Человек за шкафом - Олег Рой
Шрифт:
Интервал:
Закладка:
Родители тоже считали недели до возвращения старшего сына.
– О, господи… – говорила Ольга, с тоской глядя на календарь. – Уж скорей бы… Я, кажется, за это время лет на двадцать постарела. И понесло же его в этот проклятый Афганистан!..
Илья отмалчивался. У него начался в жизни очень непростой период. Он стал главным в семье – но никак не мог понять, рад ли он этой роли и вообще, нужна ли ему семья. Много лет он жил на положении примака, что не могло не задевать его – даже несмотря на хорошее отношение родителей Ольги. Степан Егорович симпатизировал зятю, но не особенно прислушивался к его мнению, для Татьяны Сергеевны и Оли главным авторитетом всегда был Назаров, а не Илья. Из-за этого Илья чувствовал себя в семье не очень уютно. Недомужчиной, слово которого никогда не считалось главным.
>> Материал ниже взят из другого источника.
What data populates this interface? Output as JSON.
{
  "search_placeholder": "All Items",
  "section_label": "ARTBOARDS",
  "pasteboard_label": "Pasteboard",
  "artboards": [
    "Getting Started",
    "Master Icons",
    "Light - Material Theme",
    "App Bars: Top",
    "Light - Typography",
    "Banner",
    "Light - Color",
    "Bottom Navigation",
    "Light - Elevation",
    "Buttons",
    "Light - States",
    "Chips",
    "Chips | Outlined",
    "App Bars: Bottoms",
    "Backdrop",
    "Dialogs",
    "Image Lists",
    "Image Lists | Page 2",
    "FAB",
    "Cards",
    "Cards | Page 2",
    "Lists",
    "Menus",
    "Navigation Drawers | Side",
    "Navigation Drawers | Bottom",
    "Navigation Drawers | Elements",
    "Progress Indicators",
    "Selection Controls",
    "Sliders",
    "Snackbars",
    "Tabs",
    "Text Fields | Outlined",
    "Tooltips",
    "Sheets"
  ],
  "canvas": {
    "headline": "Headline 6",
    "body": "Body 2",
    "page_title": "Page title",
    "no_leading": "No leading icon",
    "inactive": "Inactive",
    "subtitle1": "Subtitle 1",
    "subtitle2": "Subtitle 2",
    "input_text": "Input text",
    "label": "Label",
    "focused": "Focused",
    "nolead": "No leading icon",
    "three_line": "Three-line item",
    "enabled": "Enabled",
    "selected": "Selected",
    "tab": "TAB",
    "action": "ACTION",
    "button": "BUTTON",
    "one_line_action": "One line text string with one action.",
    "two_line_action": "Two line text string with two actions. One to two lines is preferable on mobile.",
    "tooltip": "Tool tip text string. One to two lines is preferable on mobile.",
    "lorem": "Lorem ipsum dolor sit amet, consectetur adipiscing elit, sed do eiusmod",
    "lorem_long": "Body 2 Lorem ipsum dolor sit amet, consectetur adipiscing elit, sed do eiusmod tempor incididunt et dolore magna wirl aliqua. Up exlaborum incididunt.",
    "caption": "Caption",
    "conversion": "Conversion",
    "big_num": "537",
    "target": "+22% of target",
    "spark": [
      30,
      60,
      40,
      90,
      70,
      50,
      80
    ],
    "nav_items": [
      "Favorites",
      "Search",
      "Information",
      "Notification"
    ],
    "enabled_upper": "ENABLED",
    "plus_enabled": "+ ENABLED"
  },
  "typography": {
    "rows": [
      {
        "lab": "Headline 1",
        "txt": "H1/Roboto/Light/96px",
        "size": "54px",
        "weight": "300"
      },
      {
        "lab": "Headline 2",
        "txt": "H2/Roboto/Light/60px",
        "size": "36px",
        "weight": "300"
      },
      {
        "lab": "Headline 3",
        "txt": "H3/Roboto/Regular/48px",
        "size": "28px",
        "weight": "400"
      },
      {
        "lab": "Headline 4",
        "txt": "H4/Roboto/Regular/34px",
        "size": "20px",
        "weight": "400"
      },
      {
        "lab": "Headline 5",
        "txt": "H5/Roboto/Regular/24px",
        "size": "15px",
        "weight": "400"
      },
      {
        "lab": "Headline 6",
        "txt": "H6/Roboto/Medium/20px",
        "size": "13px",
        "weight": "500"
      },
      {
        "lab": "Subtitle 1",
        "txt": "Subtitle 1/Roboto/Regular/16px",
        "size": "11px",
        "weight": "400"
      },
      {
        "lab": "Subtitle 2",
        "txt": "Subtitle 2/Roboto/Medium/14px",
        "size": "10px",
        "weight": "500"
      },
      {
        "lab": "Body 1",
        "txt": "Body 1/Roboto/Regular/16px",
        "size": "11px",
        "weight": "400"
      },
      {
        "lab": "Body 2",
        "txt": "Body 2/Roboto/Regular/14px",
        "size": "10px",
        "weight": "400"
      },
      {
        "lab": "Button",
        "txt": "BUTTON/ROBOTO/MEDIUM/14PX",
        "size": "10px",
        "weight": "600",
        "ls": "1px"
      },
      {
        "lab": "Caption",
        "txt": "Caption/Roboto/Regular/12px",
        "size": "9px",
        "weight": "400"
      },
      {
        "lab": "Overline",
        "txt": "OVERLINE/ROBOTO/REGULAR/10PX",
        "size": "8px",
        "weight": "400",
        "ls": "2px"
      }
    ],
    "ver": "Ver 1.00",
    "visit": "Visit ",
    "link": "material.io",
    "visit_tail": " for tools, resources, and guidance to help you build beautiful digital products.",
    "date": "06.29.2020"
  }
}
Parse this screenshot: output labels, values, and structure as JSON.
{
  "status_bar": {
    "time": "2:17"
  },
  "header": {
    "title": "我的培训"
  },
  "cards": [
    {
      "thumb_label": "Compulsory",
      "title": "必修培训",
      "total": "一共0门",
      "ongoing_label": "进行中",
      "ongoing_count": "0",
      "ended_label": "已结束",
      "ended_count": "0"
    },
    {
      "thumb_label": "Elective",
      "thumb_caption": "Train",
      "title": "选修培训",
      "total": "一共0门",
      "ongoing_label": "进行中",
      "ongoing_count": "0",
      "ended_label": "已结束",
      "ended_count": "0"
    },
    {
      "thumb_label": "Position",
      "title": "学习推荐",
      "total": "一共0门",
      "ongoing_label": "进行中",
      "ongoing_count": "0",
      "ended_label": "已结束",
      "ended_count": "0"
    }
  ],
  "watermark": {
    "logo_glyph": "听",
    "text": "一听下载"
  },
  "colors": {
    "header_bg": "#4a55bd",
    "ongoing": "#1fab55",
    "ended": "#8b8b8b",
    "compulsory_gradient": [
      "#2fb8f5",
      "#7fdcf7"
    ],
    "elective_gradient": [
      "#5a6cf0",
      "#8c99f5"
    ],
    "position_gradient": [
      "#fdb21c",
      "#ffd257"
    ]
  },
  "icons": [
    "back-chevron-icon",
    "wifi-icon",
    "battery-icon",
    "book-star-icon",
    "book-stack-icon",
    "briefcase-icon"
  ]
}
Будучи человеком скрытным, он не показывал никому, что творится у него в душе, никогда не заговаривал на эту тему с Олей, а просто несколько отстранился от семьи, предоставив жене и тестю с тещей заниматься детьми и решать вопросы, на которые сам, как чувствовал, повлиять не мог. Это, конечно, задевало его самолюбие, – но Илья уговаривал себя, что так гораздо спокойнее. Он знал, на что шел, когда женился на дочке генерала. Иначе и быть не могло.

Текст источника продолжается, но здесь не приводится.